Ostatnia scena na dziś... ostatnie zdjęcia... miał już serdecznie dość dzisiejszego dnia. Najpierw trudna rozmowa z Valu, potem ten cholerny artykuł w magazynie... już samo to wyprowadziło go z równowagi. Był... zazdrosny. Tak cholernie, jak jeszcze nigdy w swoim życiu. Ale patrzenie na nich, gdy łazili rączka w rączkę po planie i kradli sobie pocałunki, było już ponad jego nerwy. Zacisnął nerwowo pięści. Oddychał ciężko, płytko... miał dość! I miał ochotę wygarnąć wszystko! I jeszcze teraz... gdy widział jak się całują na samym środku wrotkowiska. Podniósł się gwałtownie z ławki. Poczuł silne szarpnięcie. Odwrócił się. Agustin trzymał go mocno za ramię.

- Co ty, kurwa, chcesz zrobić? - zapytał blondyn, zniżając głos do szeptu.

- Nie wiem. Ale mam dość patrzenia na to! - warknął i wyrwał się przyjacielowi. Przemierzył szybko cały tor i stanął tuż obok pary. Nadal zaciskał mocno pięści.

- Czego chcesz? - zapytał Lio, ale on nawet na niego nie spojrzał.

- Karol, musimy pogadać! - powiedział pewnie.

- Nie mam ochoty z Tobą rozmawiać. - odpowiedziała. Złapał ją mocno za rękę. Zacisnął palce na jej szczupłym ramieniu, aż jęknęła cicho z bólu.

- Nie obchodzi mnie to, przynajmniej mnie wysłuchasz!

- Spieprzaj Rugerro! Nie słyszałeś? Moja dziewczyna nie ma ochoty na rozmowę z Tobą? A może mam Ci to wytłumaczyć ręcznie? - blondyn podniósł głos. Ale on uśmiechnął się tylko krzywo pod nosem. Adrenalina w jego żyłach płonęła... jego ciało płonęło. Chciał skończyć to wszystko raz na zawsze. Miał już dość udawania, że nic go to nie obchodzi. Miał serdecznie dość wszystkiego!

- Lio, spokojnie... - powiedziała uspokajająco brunetka, czule dotykając ramienia swojego chłopaka. Warknął cicho, a potem przeklął. - Czego chcesz, Ruggero? - zapytała, odwracając się w jego stronę.

- Mam dość!

- Czego? - zapytała.

- Patrzenia jak niemal pieprzycie się na planie! - podniósł głos. Wszyscy nagle odwrócili wzrok i spojrzeli w ich stronę. Ta rozmowa właśnie przestała być prywatna, ale jemu już naprawdę było wszystko jedno. Miał tylko ochotę wyrzucić z siebie wszystkie emocje. Wszystkie te od dawna tłumione uczucia. One wreszcie musiały ujrzeć światło dziennie. Inaczej nie wytrzyma!

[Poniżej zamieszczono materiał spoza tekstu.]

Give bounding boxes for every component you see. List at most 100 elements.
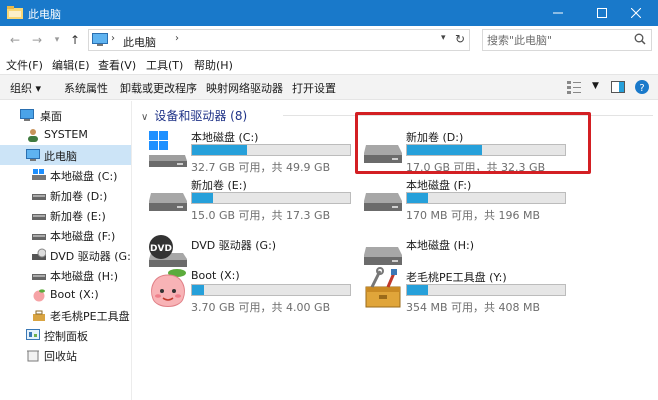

- A co Cię to obchodzi?! - brunetka również podniosła głos i spojrzała mu wyzywająco w oczy. - Nie jesteś moim ojcem! Nie będziesz mi mówił, co mam robić. To moja sprawa. I mogę robić cokolwiek mi się podoba i z kimkolwiek, rozumiesz?! A Tobie nic do tego! Zapamiętaj to sobie, bo nie będę się powtarzać!

- Ale mnie obchodzi! Nie rozumiesz?!

- Nie! I nawet nie zamierzam Cię rozumieć. Wpieprzasz się tam, gdzie Cię nie potrzeba! Ale ja na to nie pozwolę! Już wystarczająco namieszałeś! Odpieprz się ode mnie i daj mi żyć! - jeszcze nigdy nie słyszał takiej ilość przekleństw z jej strony. Czy to przez niego? Na pewno... skrzywił się wyraźnie.

- Nie mogę. - odpowiedział prosto.

- Niby dlaczego? - zapytała.

- Dlatego, że Cię kocham, kurwa! - powiedział, podniesionym głosem. I nagle zapadła cisza.